Via Algarviana - Links para outros reports

21.04.09 | daraopedal

Via Algarviana - Rescaldo 1ª etapa

16.04.09 | daraopedal

Cá está o meu relato desta fantástica aventura de BTT que recomendo a qualquer betetista. É minha opinião que qualquer betetista que se preze deve, para além das idas a Santiago de Compostela e a Fátima, carimbar o passaporte com esta aventura...

... que liga Alcoutim, junto ao Guadiana e a Espanha ao cabo de São Vicente, junto a Sagres, atravessando o interior algarvios e os seus encantos (e dificuldades).

A 1ª etapa ligava Alcoutim a Vaqueiros com uma distância prevista de 59 km

O ponto de encontro foi junto ao cais de Alcoutim onde foram descarregadas as bicicletas e as malas.

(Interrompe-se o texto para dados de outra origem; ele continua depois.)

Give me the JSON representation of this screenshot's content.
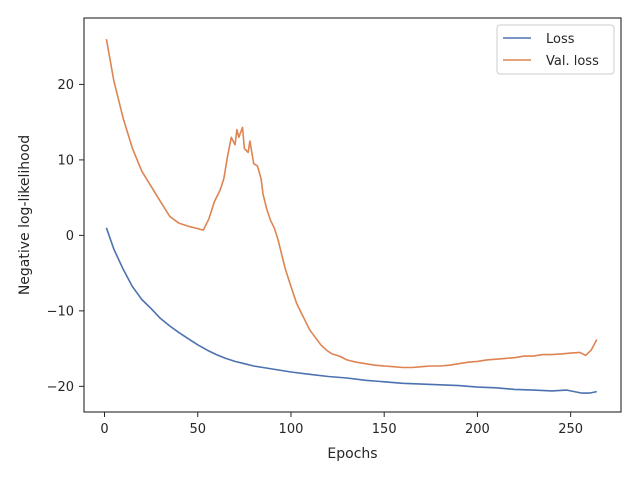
{
  "chart_data": {
    "type": "line",
    "xlabel": "Epochs",
    "ylabel": "Negative log-likelihood",
    "xlim": [
      -11,
      277
    ],
    "ylim": [
      -23.4,
      28.8
    ],
    "x_ticks": [
      0,
      50,
      100,
      150,
      200,
      250
    ],
    "y_ticks": [
      -20,
      -10,
      0,
      10,
      20
    ],
    "grid": false,
    "legend_position": "top-right",
    "series": [
      {
        "name": "Loss",
        "color": "#4c72b0",
        "points": [
          [
            1,
            1.0
          ],
          [
            5,
            -1.8
          ],
          [
            10,
            -4.5
          ],
          [
            15,
            -6.8
          ],
          [
            20,
            -8.5
          ],
          [
            25,
            -9.7
          ],
          [
            30,
            -11.0
          ],
          [
            35,
            -12.0
          ],
          [
            40,
            -12.9
          ],
          [
            45,
            -13.7
          ],
          [
            50,
            -14.5
          ],
          [
            55,
            -15.2
          ],
          [
            60,
            -15.8
          ],
          [
            65,
            -16.3
          ],
          [
            70,
            -16.7
          ],
          [
            75,
            -17.0
          ],
          [
            80,
            -17.3
          ],
          [
            85,
            -17.5
          ],
          [
            90,
            -17.7
          ],
          [
            95,
            -17.9
          ],
          [
            100,
            -18.1
          ],
          [
            110,
            -18.4
          ],
          [
            120,
            -18.7
          ],
          [
            130,
            -18.9
          ],
          [
            140,
            -19.2
          ],
          [
            150,
            -19.4
          ],
          [
            160,
            -19.6
          ],
          [
            170,
            -19.7
          ],
          [
            180,
            -19.8
          ],
          [
            190,
            -19.9
          ],
          [
            200,
            -20.1
          ],
          [
            210,
            -20.2
          ],
          [
            220,
            -20.4
          ],
          [
            230,
            -20.5
          ],
          [
            240,
            -20.6
          ],
          [
            248,
            -20.5
          ],
          [
            252,
            -20.7
          ],
          [
            256,
            -20.9
          ],
          [
            260,
            -20.9
          ],
          [
            264,
            -20.7
          ]
        ]
      },
      {
        "name": "Val. loss",
        "color": "#dd8452",
        "points": [
          [
            1,
            26.0
          ],
          [
            5,
            20.5
          ],
          [
            10,
            15.5
          ],
          [
            15,
            11.5
          ],
          [
            20,
            8.5
          ],
          [
            25,
            6.5
          ],
          [
            30,
            4.5
          ],
          [
            35,
            2.5
          ],
          [
            40,
            1.6
          ],
          [
            45,
            1.2
          ],
          [
            50,
            0.9
          ],
          [
            53,
            0.7
          ],
          [
            56,
            2.2
          ],
          [
            59,
            4.5
          ],
          [
            62,
            6.0
          ],
          [
            64,
            7.5
          ],
          [
            66,
            10.5
          ],
          [
            68,
            13.0
          ],
          [
            70,
            12.0
          ],
          [
            71,
            14.0
          ],
          [
            72,
            13.0
          ],
          [
            74,
            14.3
          ],
          [
            75,
            11.5
          ],
          [
            77,
            11.0
          ],
          [
            78,
            12.5
          ],
          [
            80,
            9.5
          ],
          [
            82,
            9.2
          ],
          [
            84,
            7.5
          ],
          [
            85,
            5.5
          ],
          [
            87,
            3.5
          ],
          [
            89,
            2.0
          ],
          [
            91,
            1.0
          ],
          [
            93,
            -0.5
          ],
          [
            95,
            -2.5
          ],
          [
            97,
            -4.5
          ],
          [
            99,
            -6.0
          ],
          [
            101,
            -7.5
          ],
          [
            103,
            -9.0
          ],
          [
            105,
            -10.0
          ],
          [
            108,
            -11.5
          ],
          [
            110,
            -12.5
          ],
          [
            113,
            -13.5
          ],
          [
            116,
            -14.5
          ],
          [
            119,
            -15.2
          ],
          [
            122,
            -15.7
          ],
          [
            126,
            -16.0
          ],
          [
            130,
            -16.5
          ],
          [
            135,
            -16.8
          ],
          [
            140,
            -17.0
          ],
          [
            145,
            -17.2
          ],
          [
            150,
            -17.3
          ],
          [
            155,
            -17.4
          ],
          [
            160,
            -17.5
          ],
          [
            165,
            -17.5
          ],
          [
            170,
            -17.4
          ],
          [
            175,
            -17.3
          ],
          [
            180,
            -17.3
          ],
          [
            185,
            -17.2
          ],
          [
            190,
            -17.0
          ],
          [
            195,
            -16.8
          ],
          [
            200,
            -16.7
          ],
          [
            205,
            -16.5
          ],
          [
            210,
            -16.4
          ],
          [
            215,
            -16.3
          ],
          [
            220,
            -16.2
          ],
          [
            225,
            -16.0
          ],
          [
            230,
            -16.0
          ],
          [
            235,
            -15.8
          ],
          [
            240,
            -15.8
          ],
          [
            245,
            -15.7
          ],
          [
            250,
            -15.6
          ],
          [
            255,
            -15.5
          ],
          [
            258,
            -15.9
          ],
          [
            261,
            -15.2
          ],
          [
            264,
            -13.8
          ]
        ]
      }
    ]
  }
}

Tivemos direito a um pequeno-almoço oferecido aos participantes. Foi bom comer mais alguma coisa para armazenar forças para o percurso.

A vista para Espanha junto ao cais do Guadiana...

... onde o grupo se juntou para a "partida oficial" e um pequeno briefing.

Lá seguimos então com o Guadiana em pano de fundo. O grupo era bastante grande, cerca de 40 betetistas, incluindo 3 mulheres. O andamento inicial foi calmo.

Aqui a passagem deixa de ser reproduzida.